The Anointed One is a fictional character in the television series Buffy the Vampire Slayer. The character is played by Andrew J. Ferchland. His epithet could refer to his position as the "messiah" (another word meaning anointed) of the vampire The Master.

== Character background ==
When the character of the Anointed One was first introduced in season 1 of Buffy the Vampire Slayer, he was expected to become the main antagonist of season 2. He is a ruthless vampire with the body of a child. An ancient prophecy foretells that he will rise from the ashes and lead the Slayer into Hell. His destiny is to serve as the right-hand man of The Master during Armageddon.

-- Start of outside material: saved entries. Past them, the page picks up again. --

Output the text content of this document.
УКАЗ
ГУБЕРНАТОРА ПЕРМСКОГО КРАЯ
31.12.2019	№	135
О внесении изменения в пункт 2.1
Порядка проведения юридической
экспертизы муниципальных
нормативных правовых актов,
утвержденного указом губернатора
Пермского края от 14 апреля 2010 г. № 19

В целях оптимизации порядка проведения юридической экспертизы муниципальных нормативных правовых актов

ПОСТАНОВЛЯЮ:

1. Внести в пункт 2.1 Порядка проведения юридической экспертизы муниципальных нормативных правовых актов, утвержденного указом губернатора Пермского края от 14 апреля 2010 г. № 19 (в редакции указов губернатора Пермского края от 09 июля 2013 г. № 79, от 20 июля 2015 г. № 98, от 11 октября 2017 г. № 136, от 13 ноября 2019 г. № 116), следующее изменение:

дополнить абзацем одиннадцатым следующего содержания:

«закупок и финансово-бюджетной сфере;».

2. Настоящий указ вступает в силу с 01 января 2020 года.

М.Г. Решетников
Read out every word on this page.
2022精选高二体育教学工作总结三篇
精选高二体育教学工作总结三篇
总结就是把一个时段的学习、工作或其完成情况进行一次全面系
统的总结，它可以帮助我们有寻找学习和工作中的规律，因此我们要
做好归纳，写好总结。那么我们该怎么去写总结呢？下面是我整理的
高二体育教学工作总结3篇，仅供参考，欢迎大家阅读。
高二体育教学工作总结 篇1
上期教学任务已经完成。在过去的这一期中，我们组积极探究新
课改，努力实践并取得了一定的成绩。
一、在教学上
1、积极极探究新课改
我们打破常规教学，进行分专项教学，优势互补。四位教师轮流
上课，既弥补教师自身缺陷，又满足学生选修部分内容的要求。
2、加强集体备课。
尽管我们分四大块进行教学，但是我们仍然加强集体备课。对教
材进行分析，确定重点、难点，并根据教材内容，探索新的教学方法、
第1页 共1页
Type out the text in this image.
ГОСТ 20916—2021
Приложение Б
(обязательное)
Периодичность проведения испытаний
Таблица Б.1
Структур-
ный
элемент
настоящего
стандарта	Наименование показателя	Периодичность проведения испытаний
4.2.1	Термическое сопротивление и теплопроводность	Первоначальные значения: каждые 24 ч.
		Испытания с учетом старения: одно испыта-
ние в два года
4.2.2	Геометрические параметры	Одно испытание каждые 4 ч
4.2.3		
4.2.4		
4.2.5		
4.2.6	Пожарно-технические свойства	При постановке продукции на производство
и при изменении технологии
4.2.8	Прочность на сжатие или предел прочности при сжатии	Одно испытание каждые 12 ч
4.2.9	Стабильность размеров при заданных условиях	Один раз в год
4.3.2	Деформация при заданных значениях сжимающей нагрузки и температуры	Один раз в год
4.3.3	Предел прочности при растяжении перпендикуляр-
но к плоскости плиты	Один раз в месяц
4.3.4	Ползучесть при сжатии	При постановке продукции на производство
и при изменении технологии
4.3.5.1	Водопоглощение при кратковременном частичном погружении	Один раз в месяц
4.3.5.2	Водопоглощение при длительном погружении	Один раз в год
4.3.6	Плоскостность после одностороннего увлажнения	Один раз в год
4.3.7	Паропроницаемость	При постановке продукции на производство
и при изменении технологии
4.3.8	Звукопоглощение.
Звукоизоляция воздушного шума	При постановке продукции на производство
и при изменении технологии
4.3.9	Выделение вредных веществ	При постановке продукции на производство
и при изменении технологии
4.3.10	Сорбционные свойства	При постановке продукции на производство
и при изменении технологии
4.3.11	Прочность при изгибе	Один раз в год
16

According to series creator Joss Whedon, the Anointed One is "very annoying". Whedon said that his original plans to feature the Anointed One as the main Big Bad of season 2 were changed because actor Andrew J. Ferchland was growing too quickly and would not be believable as a perpetual child for very long.

==Storylines==
Introduced in season 1 to help The Master escape his confinement, he is killed by Spike in the season 2 episode "School Hard".

A prophecy foretold the coming of the Anointed One:

"And there will be a time of crisis, of worlds hanging in the balance. And in this time shall come the Anointed, The Master's great warrior... The Five will die, and from their ashes the Anointed shall rise. The Brethren of Aurelius shall meet him and usher him to his immortal destiny. ...the Slayer will not know him, will not stop him, and he will lead her into Hell."

In the episode "Never Kill a Boy on the First Date" a bus passing through Sunnydale was attacked by a group of The Master's vampires. The driver and four passengers were killed, and two of them were made vampires. One of these, a little boy named Collin, became the Anointed, a bloodthirsty companion to The Master. (Buffy killed the other new vampire, psychotic Andrew Borba, and mistakenly assumed that he was the Anointed One.)

As foretold by Aurelius, the Anointed One later led Buffy to the lair of The Master. Though it wasn't the literal Hell, it was underground, as the Christian Hell is said to be. Buffy would be defeated and killed by The Master there. (The prophecy was silent concerning the Slayer's resurrection at the hands of a friend — Xander Harris.) Buffy states that she recognized the Anointed One for what he was as Giles and Ms. Calendar realized he was a child, defying the prophecy (although it is possible the prophecy referred to Buffy mistaking Borba for the Anointed One).

Following The Master's demise at Buffy's hands, the Anointed One rallied the remaining members of the Order of Aurelius under his command, employing the vampire Absalom as his leading acolyte. The Anointed One and his lackeys attempted to resurrect the Master via a magic ritual, but were foiled when Buffy destroyed The Master's bones with a sledgehammer. Weeks later, he was killed by a newcomer to Sunnydale, Spike. Spike placed him in a cage and hoisted it into the sunlight, incinerating the Anointed One as he declared, "From now on, we're gonna have a little less ritual, and a little more fun around here!"